Patients in need of a lung re-transplantation are extremely ill. It is essential to instil the patients and their NoK with hope for the future, but in parallel to support them with all facilities of palliative care. This study provides insights into the complex interaction between the experience of waiting for a second lung transplant and communication patterns, emotional states, social support and social roles between patients, NoK, healthcare professionals, and the health and social welfare system.

Relevance to clinical practice

This suggests the need for developing better coordination between different healthcare actors and social agencies in order to achieve the best possible health for patients and their families despite their living within the confines of illness. One way is to developing supportive care programme to further improve the way in which care is offered to patients waiting for a second lung transplant.

Footnotes

Declaration of conflicting interests: The author(s) declared no potential conflicts of interest with respect to the research, authorship, and/or publication of this article.

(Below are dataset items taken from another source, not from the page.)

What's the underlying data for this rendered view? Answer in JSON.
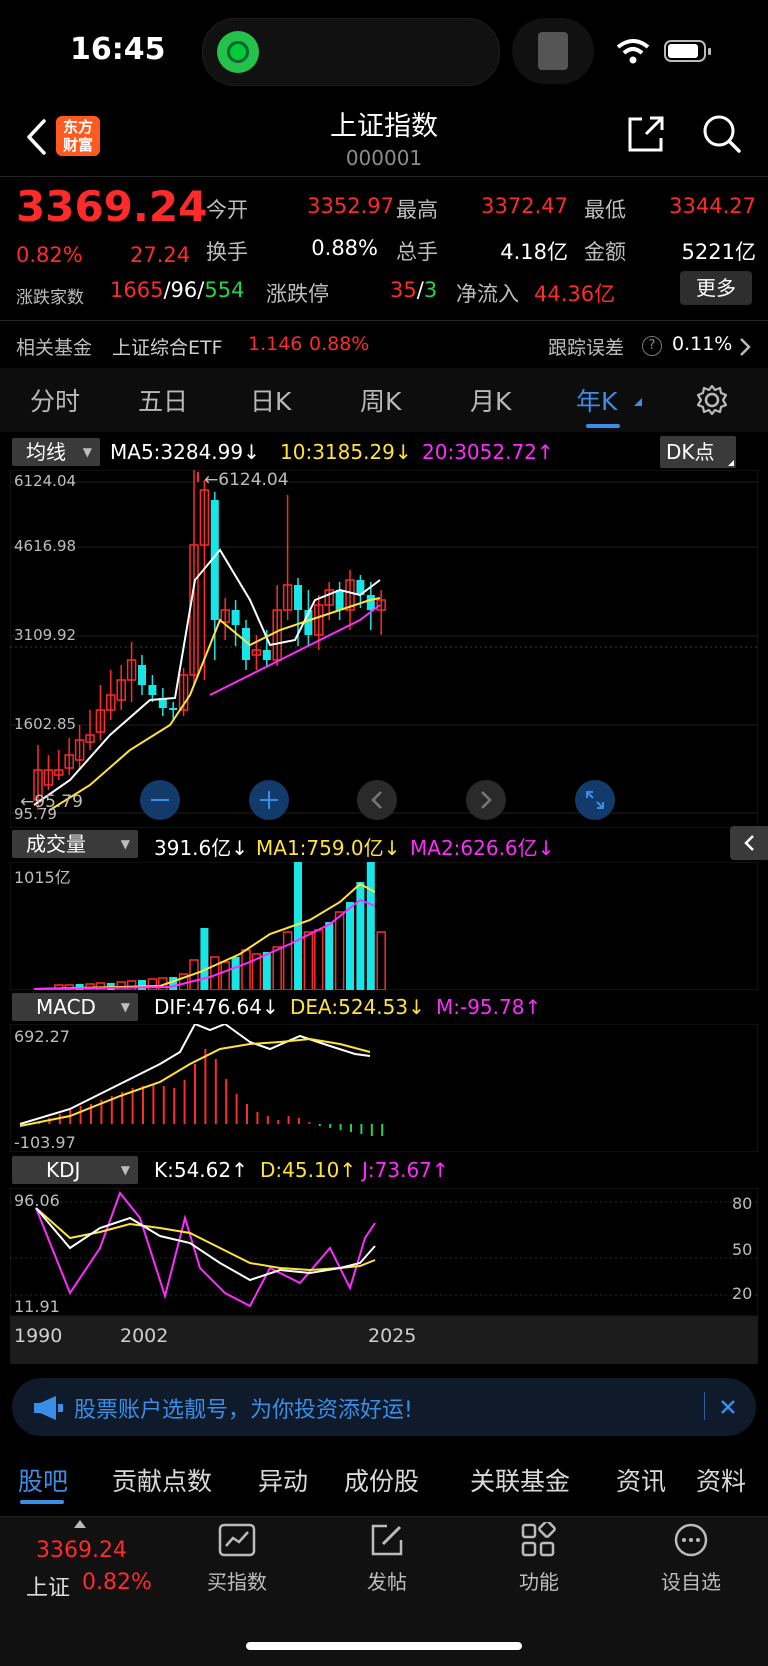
{
  "status": {
    "time": "16:45"
  },
  "header": {
    "brand": "东方财富",
    "title": "上证指数",
    "code": "000001"
  },
  "quote": {
    "price": "3369.24",
    "change_pct": "0.82%",
    "change": "27.24",
    "open_label": "今开",
    "open": "3352.97",
    "high_label": "最高",
    "high": "3372.47",
    "low_label": "最低",
    "low": "3344.27",
    "turnover_label": "换手",
    "turnover": "0.88%",
    "volume_label": "总手",
    "volume": "4.18亿",
    "amount_label": "金额",
    "amount": "5221亿",
    "breadth_label": "涨跌家数",
    "up_count": "1665",
    "flat_count": "96",
    "down_count": "554",
    "limit_label": "涨跌停",
    "limit_up": "35",
    "limit_down": "3",
    "netflow_label": "净流入",
    "netflow": "44.36亿",
    "more_label": "更多"
  },
  "fund": {
    "label": "相关基金",
    "name": "上证综合ETF",
    "price": "1.146",
    "pct": "0.88%",
    "error_label": "跟踪误差",
    "error_value": "0.11%"
  },
  "tabs": [
    {
      "label": "分时",
      "active": false
    },
    {
      "label": "五日",
      "active": false
    },
    {
      "label": "日K",
      "active": false
    },
    {
      "label": "周K",
      "active": false
    },
    {
      "label": "月K",
      "active": false
    },
    {
      "label": "年K",
      "active": true
    }
  ],
  "ma": {
    "selector": "均线",
    "ma5": "MA5:3284.99",
    "ma10": "10:3185.29",
    "ma20": "20:3052.72",
    "dk_label": "DK点"
  },
  "kline_axis": {
    "labels": [
      "6124.04",
      "4616.98",
      "3109.92",
      "1602.85",
      "95.79"
    ],
    "high_marker": "6124.04",
    "low_marker": "95.79"
  },
  "volume_panel": {
    "selector": "成交量",
    "value": "391.6亿",
    "ma1": "MA1:759.0亿",
    "ma2": "MA2:626.6亿",
    "axis_max": "1015亿"
  },
  "macd_panel": {
    "selector": "MACD",
    "dif": "DIF:476.64",
    "dea": "DEA:524.53",
    "m": "M:-95.78",
    "axis_max": "692.27",
    "axis_min": "-103.97"
  },
  "kdj_panel": {
    "selector": "KDJ",
    "k": "K:54.62",
    "d": "D:45.10",
    "j": "J:73.67",
    "axis_max": "96.06",
    "axis_min": "11.91",
    "right_labels": [
      "80",
      "50",
      "20"
    ]
  },
  "xaxis": {
    "labels": [
      "1990",
      "2002",
      "2025"
    ]
  },
  "banner": {
    "text": "股票账户选靓号，为你投资添好运!"
  },
  "bottom_tabs": [
    "股吧",
    "贡献点数",
    "异动",
    "成份股",
    "关联基金",
    "资讯",
    "资料"
  ],
  "footer": {
    "index_name": "上证",
    "price": "3369.24",
    "pct": "0.82%",
    "actions": [
      "买指数",
      "发帖",
      "功能",
      "设自选"
    ]
  },
  "colors": {
    "up": "#ff2a2a",
    "down": "#22d44a",
    "cyan": "#18e6e6",
    "ma_white": "#ffffff",
    "ma_yellow": "#ffe23a",
    "ma_magenta": "#ff2bff",
    "accent": "#2f7fd6"
  }
}
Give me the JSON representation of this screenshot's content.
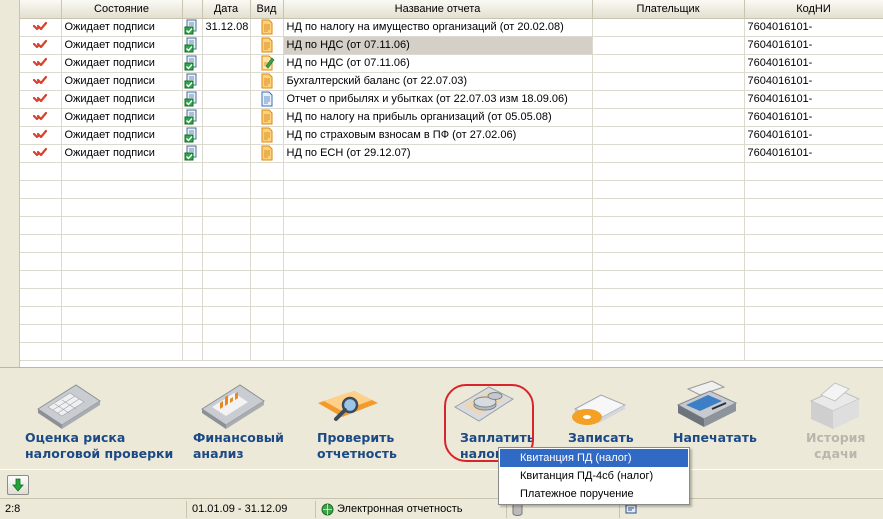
{
  "table": {
    "columns": [
      "",
      "Состояние",
      "",
      "Дата",
      "Вид",
      "Название отчета",
      "Плательщик",
      "КодНИ"
    ],
    "rows": [
      {
        "state": "Ожидает подписи",
        "date": "31.12.08",
        "vid": "doc-orange-icon",
        "name": "НД по налогу на имущество организаций (от 20.02.08)",
        "payer": "",
        "code": "7604016101-",
        "selected": false
      },
      {
        "state": "Ожидает подписи",
        "date": "",
        "vid": "doc-orange-icon",
        "name": "НД по НДС (от 07.11.06)",
        "payer": "",
        "code": "7604016101-",
        "selected": true
      },
      {
        "state": "Ожидает подписи",
        "date": "",
        "vid": "doc-edit-icon",
        "name": "НД по НДС (от 07.11.06)",
        "payer": "",
        "code": "7604016101-",
        "selected": false
      },
      {
        "state": "Ожидает подписи",
        "date": "",
        "vid": "doc-orange-icon",
        "name": "Бухгалтерский баланс (от 22.07.03)",
        "payer": "",
        "code": "7604016101-",
        "selected": false
      },
      {
        "state": "Ожидает подписи",
        "date": "",
        "vid": "doc-blue-icon",
        "name": "Отчет о прибылях и убытках (от 22.07.03 изм 18.09.06)",
        "payer": "",
        "code": "7604016101-",
        "selected": false
      },
      {
        "state": "Ожидает подписи",
        "date": "",
        "vid": "doc-orange-icon",
        "name": "НД по налогу на прибыль организаций (от 05.05.08)",
        "payer": "",
        "code": "7604016101-",
        "selected": false
      },
      {
        "state": "Ожидает подписи",
        "date": "",
        "vid": "doc-orange-icon",
        "name": "НД по страховым взносам в ПФ (от 27.02.06)",
        "payer": "",
        "code": "7604016101-",
        "selected": false
      },
      {
        "state": "Ожидает подписи",
        "date": "",
        "vid": "doc-orange-icon",
        "name": "НД по ЕСН (от 29.12.07)",
        "payer": "",
        "code": "7604016101-",
        "selected": false
      }
    ],
    "empty_rows": 11
  },
  "toolbar": {
    "risk_label": "Оценка риска\nналоговой проверки",
    "fin_label": "Финансовый\nанализ",
    "check_label": "Проверить\nотчетность",
    "pay_label": "Заплатить\nналог",
    "write_label": "Записать",
    "print_label": "Напечатать",
    "history_label": "История\nсдачи"
  },
  "popup": {
    "items": [
      "Квитанция ПД (налог)",
      "Квитанция ПД-4сб (налог)",
      "Платежное поручение"
    ]
  },
  "status": {
    "position": "2:8",
    "period": "01.01.09 - 31.12.09",
    "mode": "Электронная отчетность"
  },
  "colors": {
    "accent": "#1b4a86",
    "highlight": "#d9242b",
    "menu_selected": "#316ac5",
    "check": "#d8402c"
  }
}
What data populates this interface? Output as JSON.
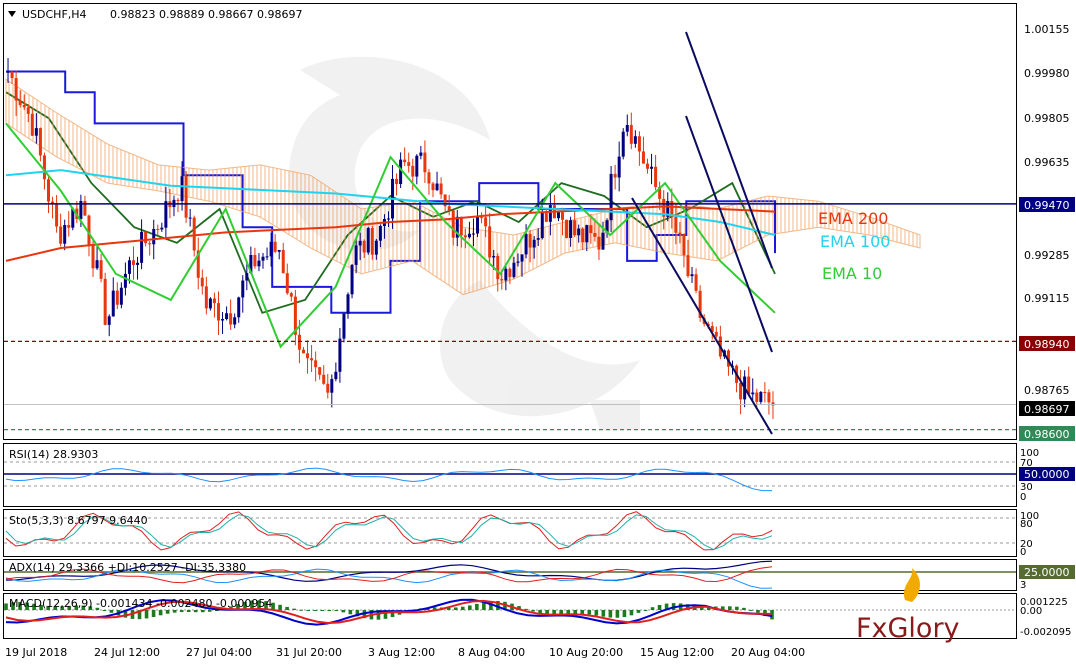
{
  "header": {
    "symbol": "USDCHF,H4",
    "ohlc": "0.98823 0.98889 0.98667 0.98697"
  },
  "price_axis": {
    "ticks": [
      "1.00155",
      "0.99980",
      "0.99805",
      "0.99635",
      "0.99470",
      "0.99285",
      "0.99115",
      "0.98940",
      "0.98765",
      "0.98697",
      "0.98600"
    ],
    "levels": {
      "resistance": {
        "value": 0.9947,
        "label": "0.99470",
        "color": "#000080"
      },
      "support1": {
        "value": 0.9894,
        "label": "0.98940",
        "color": "#8b0000"
      },
      "current": {
        "value": 0.98697,
        "label": "0.98697",
        "color": "#000000"
      },
      "support2": {
        "value": 0.986,
        "label": "0.98600",
        "color": "#2e8b57"
      }
    }
  },
  "legend": {
    "ema200": {
      "label": "EMA 200",
      "color": "#e8360e"
    },
    "ema100": {
      "label": "EMA 100",
      "color": "#22d3ee"
    },
    "ema10": {
      "label": "EMA 10",
      "color": "#32cd32"
    }
  },
  "x_axis": {
    "labels": [
      "19 Jul 2018",
      "24 Jul 12:00",
      "27 Jul 04:00",
      "31 Jul 20:00",
      "3 Aug 12:00",
      "8 Aug 04:00",
      "10 Aug 20:00",
      "15 Aug 12:00",
      "20 Aug 04:00"
    ]
  },
  "indicators": {
    "rsi": {
      "label": "RSI(14) 28.9303",
      "ticks": [
        "100",
        "70",
        "50.0000",
        "30",
        "0"
      ],
      "highlight": "50.0000",
      "color": "#1e90ff"
    },
    "stoch": {
      "label": "Sto(5,3,3) 8.6797 9.6440",
      "ticks": [
        "100",
        "80",
        "20",
        "0"
      ]
    },
    "adx": {
      "label": "ADX(14) 29.3366 +DI:10.2527 -DI:35.3380",
      "highlight": "25.0000",
      "ticks": [
        "3"
      ]
    },
    "macd": {
      "label": "MACD(12,26,9) -0.001434 -0.002480 -0.000954",
      "ticks": [
        "0.001225",
        "0.00",
        "-0.002095"
      ]
    }
  },
  "brand": {
    "name": "FxGlory"
  },
  "chart_data": {
    "type": "candlestick",
    "symbol": "USDCHF",
    "timeframe": "H4",
    "ylim": [
      0.9856,
      1.0024
    ],
    "x": [
      "19 Jul 2018",
      "24 Jul 12:00",
      "27 Jul 04:00",
      "31 Jul 20:00",
      "3 Aug 12:00",
      "8 Aug 04:00",
      "10 Aug 20:00",
      "15 Aug 12:00",
      "20 Aug 04:00"
    ],
    "close_path": [
      0.9998,
      0.9978,
      0.9935,
      0.9948,
      0.9902,
      0.9925,
      0.9938,
      0.9955,
      0.9908,
      0.9905,
      0.9925,
      0.993,
      0.9885,
      0.9872,
      0.9928,
      0.9935,
      0.9962,
      0.9962,
      0.9937,
      0.9942,
      0.992,
      0.9932,
      0.9948,
      0.9935,
      0.9932,
      0.9982,
      0.9958,
      0.9938,
      0.9905,
      0.9885,
      0.9873,
      0.987
    ],
    "current_price": 0.98697,
    "levels": [
      0.9947,
      0.9894,
      0.986
    ],
    "series": [
      {
        "name": "EMA 200",
        "values": [
          0.9925,
          0.993,
          0.9932,
          0.9934,
          0.9936,
          0.9937,
          0.9938,
          0.994,
          0.9941,
          0.9943,
          0.9944,
          0.9945,
          0.9946,
          0.9945,
          0.9944
        ]
      },
      {
        "name": "EMA 100",
        "values": [
          0.9958,
          0.996,
          0.9957,
          0.9954,
          0.9953,
          0.9952,
          0.9951,
          0.9949,
          0.9947,
          0.9946,
          0.9945,
          0.9944,
          0.9943,
          0.994,
          0.9935
        ]
      },
      {
        "name": "EMA 10",
        "values": [
          0.9978,
          0.9952,
          0.992,
          0.991,
          0.9945,
          0.9892,
          0.9915,
          0.9965,
          0.994,
          0.992,
          0.9955,
          0.9935,
          0.9955,
          0.9925,
          0.9905
        ]
      }
    ]
  }
}
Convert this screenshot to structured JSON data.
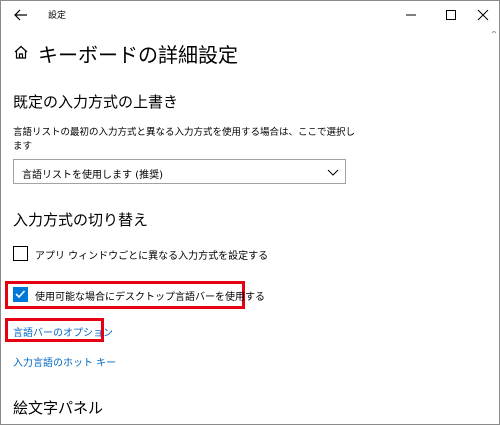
{
  "window": {
    "title": "設定",
    "back_icon": "arrow-left-icon",
    "minimize_icon": "minimize-icon",
    "maximize_icon": "maximize-icon",
    "close_icon": "close-icon"
  },
  "header": {
    "home_icon": "home-icon",
    "title": "キーボードの詳細設定"
  },
  "override_section": {
    "title": "既定の入力方式の上書き",
    "description": "言語リストの最初の入力方式と異なる入力方式を使用する場合は、ここで選択します",
    "dropdown": {
      "selected": "言語リストを使用します (推奨)",
      "chevron_icon": "chevron-down-icon"
    }
  },
  "switch_section": {
    "title": "入力方式の切り替え",
    "checkbox_per_app": {
      "label": "アプリ ウィンドウごとに異なる入力方式を設定する",
      "checked": false
    },
    "checkbox_language_bar": {
      "label": "使用可能な場合にデスクトップ言語バーを使用する",
      "checked": true
    },
    "link_language_bar_options": "言語バーのオプション",
    "link_hotkeys": "入力言語のホット キー"
  },
  "emoji_section": {
    "title": "絵文字パネル"
  },
  "colors": {
    "accent": "#0078d7",
    "link": "#0067c0",
    "highlight": "#e60012"
  }
}
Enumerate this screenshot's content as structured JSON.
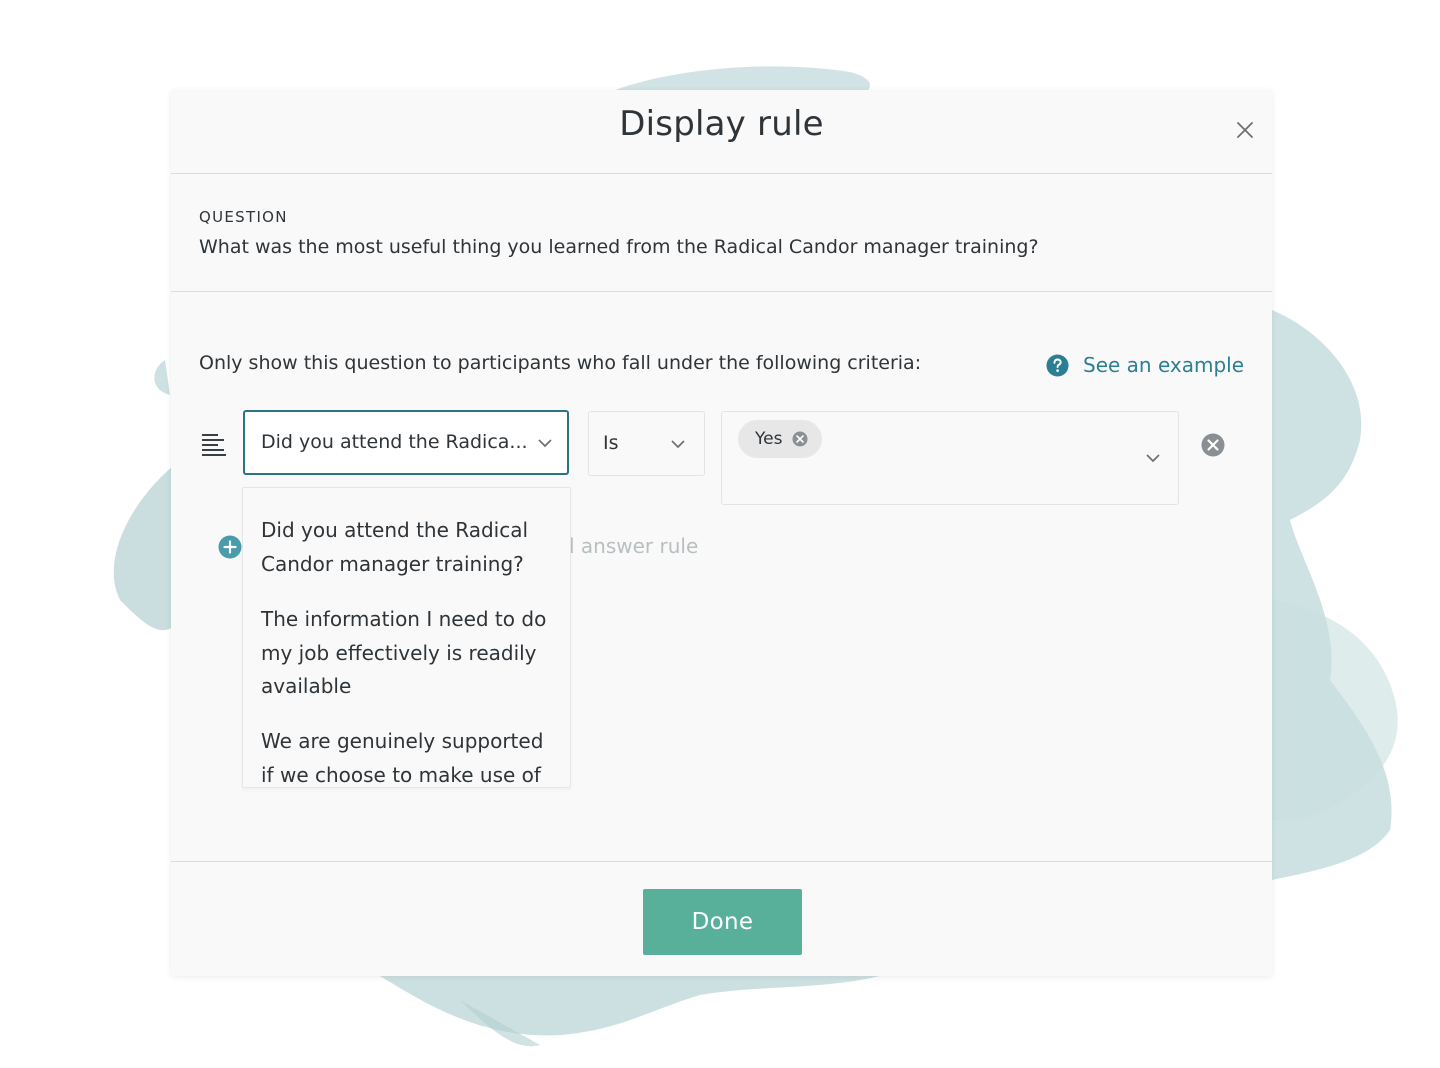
{
  "colors": {
    "accent_teal": "#2b7f92",
    "select_border": "#2b7484",
    "done_button": "#58b09a",
    "splash": "#bcd6d7"
  },
  "modal": {
    "title": "Display rule",
    "close_icon": "close-icon"
  },
  "question": {
    "label": "QUESTION",
    "text": "What was the most useful thing you learned from the Radical Candor manager training?"
  },
  "criteria": {
    "intro": "Only show this question to participants who fall under the following criteria:",
    "example_link": "See an example",
    "example_icon": "help-circle-icon"
  },
  "rule": {
    "type_icon": "text-lines-icon",
    "question_select_value": "Did you attend the Radica...",
    "operator_value": "Is",
    "value_tags": [
      "Yes"
    ],
    "remove_icon": "remove-circle-icon"
  },
  "add_rule": {
    "label_visible": "l answer rule",
    "icon": "plus-circle-icon"
  },
  "dropdown": {
    "options": [
      "Did you attend the Radical Candor manager training?",
      "The information I need to do my job effectively is readily available",
      "We are genuinely supported if we choose to make use of"
    ]
  },
  "footer": {
    "done_label": "Done"
  }
}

Ethical approval: Ethical approval for this study was obtained from The Regional Ethical Review Board in Lund, Sweden (Ref. No. LU 638/2008).

Funding: The author(s) disclosed receipt of the following financial support for the research, authorship, and/or publication of this article: This study was supported, in part, by a grant from The Swedish Cystic Fibrosis Association.

Informed consent: Written informed consent was obtained from all subjects before the study and verbal informed consent was obtained from all subjects before the study.